A variety of factors can influence mental health, including a family history of problems, a traumatic experience, a history of abuse as well as other, unexplained factors. When something is wrong with an individual’s mental health, this is known as a mental disorder or mental illness.
A variety of conditions can affect mental health. Millions of Americans have depression, which is a persistent feeling of sadness, fatigue and loss of interest in activities that a person used to enjoy. When anxiety affects someone so badly that it negatively impacts his or her life, this may be an anxiety disorder. Anxiety disorders include post-traumatic stress disorder, obsessive-compulsive disorder and phobias. Bipolar disorder, which is characterized by a series of “high” and “low” emotional states, is another mental illness. There are also personality disorders as well as very serious psychotic disorders like schizophrenia that make up the variety of conditions known as mental illnesses.
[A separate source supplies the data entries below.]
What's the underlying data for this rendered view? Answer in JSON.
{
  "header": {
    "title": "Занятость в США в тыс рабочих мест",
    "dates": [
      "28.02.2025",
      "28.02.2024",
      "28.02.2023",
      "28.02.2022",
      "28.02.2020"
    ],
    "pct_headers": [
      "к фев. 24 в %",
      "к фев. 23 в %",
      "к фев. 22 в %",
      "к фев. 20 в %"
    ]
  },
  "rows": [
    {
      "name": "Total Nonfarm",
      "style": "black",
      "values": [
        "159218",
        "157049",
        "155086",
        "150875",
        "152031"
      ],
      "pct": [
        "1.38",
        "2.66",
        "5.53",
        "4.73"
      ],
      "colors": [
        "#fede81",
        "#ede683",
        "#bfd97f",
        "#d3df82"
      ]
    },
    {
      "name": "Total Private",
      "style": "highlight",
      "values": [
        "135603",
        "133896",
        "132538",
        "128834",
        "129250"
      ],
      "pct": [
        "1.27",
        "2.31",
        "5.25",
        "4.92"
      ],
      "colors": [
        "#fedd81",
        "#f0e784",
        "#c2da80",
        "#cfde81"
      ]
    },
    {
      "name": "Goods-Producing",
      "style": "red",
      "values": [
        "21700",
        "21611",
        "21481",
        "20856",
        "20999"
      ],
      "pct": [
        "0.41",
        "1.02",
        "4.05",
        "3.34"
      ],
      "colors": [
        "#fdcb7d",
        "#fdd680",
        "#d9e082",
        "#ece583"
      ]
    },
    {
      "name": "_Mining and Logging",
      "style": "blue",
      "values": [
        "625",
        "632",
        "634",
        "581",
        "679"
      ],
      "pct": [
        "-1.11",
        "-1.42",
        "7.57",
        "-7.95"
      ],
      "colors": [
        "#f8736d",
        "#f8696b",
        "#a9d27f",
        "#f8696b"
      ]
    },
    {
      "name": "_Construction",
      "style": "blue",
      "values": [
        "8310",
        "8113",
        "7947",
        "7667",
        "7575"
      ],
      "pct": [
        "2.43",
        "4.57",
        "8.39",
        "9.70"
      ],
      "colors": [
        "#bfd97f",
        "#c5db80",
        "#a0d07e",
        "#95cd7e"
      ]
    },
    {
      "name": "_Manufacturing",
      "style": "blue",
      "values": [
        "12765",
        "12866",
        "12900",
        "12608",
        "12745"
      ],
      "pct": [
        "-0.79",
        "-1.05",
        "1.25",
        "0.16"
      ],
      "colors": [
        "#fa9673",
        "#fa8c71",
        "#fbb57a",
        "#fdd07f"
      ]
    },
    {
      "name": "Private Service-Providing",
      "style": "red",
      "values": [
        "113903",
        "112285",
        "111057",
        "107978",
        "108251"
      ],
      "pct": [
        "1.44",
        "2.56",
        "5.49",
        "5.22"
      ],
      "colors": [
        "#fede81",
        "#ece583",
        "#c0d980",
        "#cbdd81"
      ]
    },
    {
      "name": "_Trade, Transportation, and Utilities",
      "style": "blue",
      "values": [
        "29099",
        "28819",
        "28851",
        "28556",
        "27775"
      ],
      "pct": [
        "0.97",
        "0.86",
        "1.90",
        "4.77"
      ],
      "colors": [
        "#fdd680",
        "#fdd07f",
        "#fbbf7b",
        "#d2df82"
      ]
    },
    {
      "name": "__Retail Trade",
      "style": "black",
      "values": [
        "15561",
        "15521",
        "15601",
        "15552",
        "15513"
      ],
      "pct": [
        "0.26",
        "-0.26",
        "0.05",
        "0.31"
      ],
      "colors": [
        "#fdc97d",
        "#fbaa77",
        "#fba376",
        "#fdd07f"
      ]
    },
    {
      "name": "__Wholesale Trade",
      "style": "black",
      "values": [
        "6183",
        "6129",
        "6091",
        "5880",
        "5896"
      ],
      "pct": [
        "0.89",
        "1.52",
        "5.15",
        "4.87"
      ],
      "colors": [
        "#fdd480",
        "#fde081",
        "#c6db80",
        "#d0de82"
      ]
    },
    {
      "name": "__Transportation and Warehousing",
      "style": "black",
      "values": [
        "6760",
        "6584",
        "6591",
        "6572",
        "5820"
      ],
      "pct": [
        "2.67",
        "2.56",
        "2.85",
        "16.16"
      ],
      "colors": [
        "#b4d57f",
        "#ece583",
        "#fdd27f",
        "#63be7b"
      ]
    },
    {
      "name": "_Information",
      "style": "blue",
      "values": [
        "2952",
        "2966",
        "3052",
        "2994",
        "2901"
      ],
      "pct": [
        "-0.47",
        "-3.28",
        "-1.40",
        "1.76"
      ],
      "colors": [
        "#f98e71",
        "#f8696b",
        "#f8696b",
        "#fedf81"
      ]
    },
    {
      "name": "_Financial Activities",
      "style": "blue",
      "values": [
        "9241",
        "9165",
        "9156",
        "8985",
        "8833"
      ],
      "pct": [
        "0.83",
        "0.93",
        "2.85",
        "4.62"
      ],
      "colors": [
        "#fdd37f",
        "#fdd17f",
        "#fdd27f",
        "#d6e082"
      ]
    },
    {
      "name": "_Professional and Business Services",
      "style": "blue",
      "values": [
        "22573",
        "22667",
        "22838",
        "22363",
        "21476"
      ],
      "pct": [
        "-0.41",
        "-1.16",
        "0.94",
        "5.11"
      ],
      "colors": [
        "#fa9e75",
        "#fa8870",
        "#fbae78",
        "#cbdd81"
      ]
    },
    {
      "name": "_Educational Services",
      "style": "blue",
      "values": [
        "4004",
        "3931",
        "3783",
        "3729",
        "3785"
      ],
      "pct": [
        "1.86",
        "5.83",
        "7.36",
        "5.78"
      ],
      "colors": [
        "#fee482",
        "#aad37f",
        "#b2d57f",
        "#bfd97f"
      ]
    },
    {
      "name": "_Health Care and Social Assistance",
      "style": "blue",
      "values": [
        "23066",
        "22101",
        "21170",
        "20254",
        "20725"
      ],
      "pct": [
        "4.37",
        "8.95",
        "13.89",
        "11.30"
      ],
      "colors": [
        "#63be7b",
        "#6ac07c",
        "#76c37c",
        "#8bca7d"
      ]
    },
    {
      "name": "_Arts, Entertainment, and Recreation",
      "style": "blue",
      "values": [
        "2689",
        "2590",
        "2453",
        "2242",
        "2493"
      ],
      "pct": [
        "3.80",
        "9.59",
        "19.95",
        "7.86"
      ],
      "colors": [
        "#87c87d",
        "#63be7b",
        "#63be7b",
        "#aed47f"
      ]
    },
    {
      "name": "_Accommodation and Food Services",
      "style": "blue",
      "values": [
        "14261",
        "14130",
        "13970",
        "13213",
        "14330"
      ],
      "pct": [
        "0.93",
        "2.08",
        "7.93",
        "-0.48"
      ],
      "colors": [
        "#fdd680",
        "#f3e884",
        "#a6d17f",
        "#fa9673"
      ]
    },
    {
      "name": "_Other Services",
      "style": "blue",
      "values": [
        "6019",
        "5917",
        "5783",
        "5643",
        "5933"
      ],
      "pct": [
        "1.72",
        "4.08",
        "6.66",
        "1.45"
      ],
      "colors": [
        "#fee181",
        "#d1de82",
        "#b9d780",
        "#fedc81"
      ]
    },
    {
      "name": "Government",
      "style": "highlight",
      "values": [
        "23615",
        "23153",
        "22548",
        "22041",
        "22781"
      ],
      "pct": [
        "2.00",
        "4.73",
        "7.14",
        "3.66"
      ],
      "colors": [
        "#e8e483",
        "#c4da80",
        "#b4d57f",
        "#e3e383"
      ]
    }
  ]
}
Mental disorders can range greatly in severity, even within a specific mental illness. For example, some people have depression that is much more severe than that experienced by others. Almost everyone with a mental illness, however, can benefit at least partially from some form of treatment. Usually a combination of medications and counseling are needed to treat people with a mental illness. Some individuals with mental illness are able to completely overcome their disorders, whereas others need lifelong treatment in order to function as best they can in society.